1. I downloaded (using wget) the repository configuration file to the repository configuration directory.

cd /etc/yum.repos.d/
wget http://remi.collet.free.fr/rpms/remi-fedora.repo

2. I made a yum call, enabling the repository in the process (as it's disabled by default).

yum --enablerepo=remi install php-5.2.4

3. I restarted Apache.

apachectl restart

And that's it. I now have PHP 5.2.4 running on Fedora 4. I'm sure that an expert could have accomplished it some other way, but as a relative n00b, I have to admit I quite rely on yum.

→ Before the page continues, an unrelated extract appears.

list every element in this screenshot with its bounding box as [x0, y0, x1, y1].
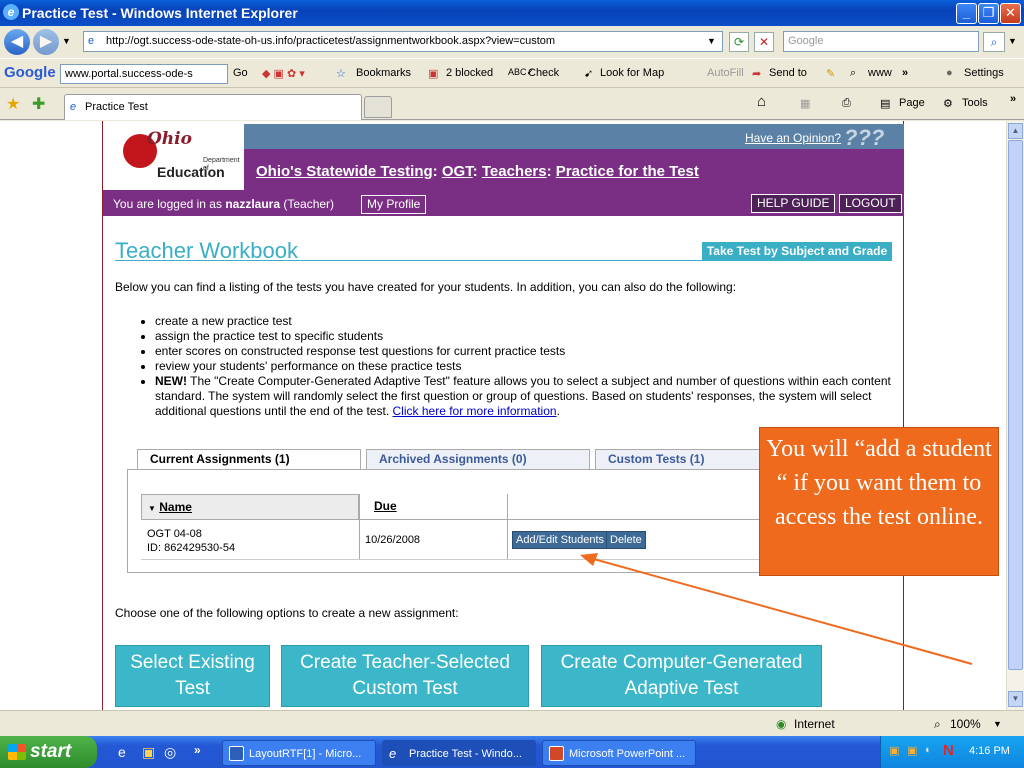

Thursday, November 1, 2007

Lab 3 - List App/Web Server Integration

I got off to an early start on lab 3, and had most of my code working in a couple hours. The thing that hung me up for two weeks was trying to figure out how the step "Register with the SSLB" fit into this lab. I finally asked Sam about it and he told me it was a mistake. Looking back I realize that I deserved to wallow around in confusion for not having asked the question sooner.

I used PHP again, I think I've pretty much given up on Python this semester... there's always next semester. The template engine I've been using, Smarty, is pretty powerful. Not that I need to exercise its full power for this project, I really like it though. I actually like it so much that I've switched to it from XSLT on another project I'm working on.

One of the other challenges I had during this lab was figuring out how to do the URL rewrites, as the keyword /submit had to go to the submit page, and /everything-else had to go to the idea list for the domain 'everything-else'. I'm sure there are Perl gurus out there who could have whipped up a regex in 5 seconds to handle that... unfortunately I'm not one of them. What I did was rewrite all URLs to go to a driver script that parsed the original URL, and then used PHP objects to generate the appropriate response in each case. These PHP objects were converted from the scripts I originally planned to redirect to for each action.

Testing this lab also turned up a bug in my listing app server. It was a subtle bug that manifest itself by returning only 1 idea for a given domain (even in cases where there were more than 1). Once I identified it, I feared the worse. It took me 30 minutes to track down the source, which turned out to be a missing '$' on my loop variable (which was used to address an array). I won the book in class for the PHP quiz (for identifying the MySQL wasn't enabled by default in a PHP installation)... but I don't know enough to understand why $myarray[i] (should have been $myarray[$i]) didn't cause a more visible error. I'll have to check my error reporting settings in my php.ini file.

I have to say I've been having a great experience in this class, overall. The greater emphasis on architecture and design, and lesser emphasis on KLOCs has been an effective approach. I can think of 2 other CS classes (off the top of my head) I have taken that could benefit from this model.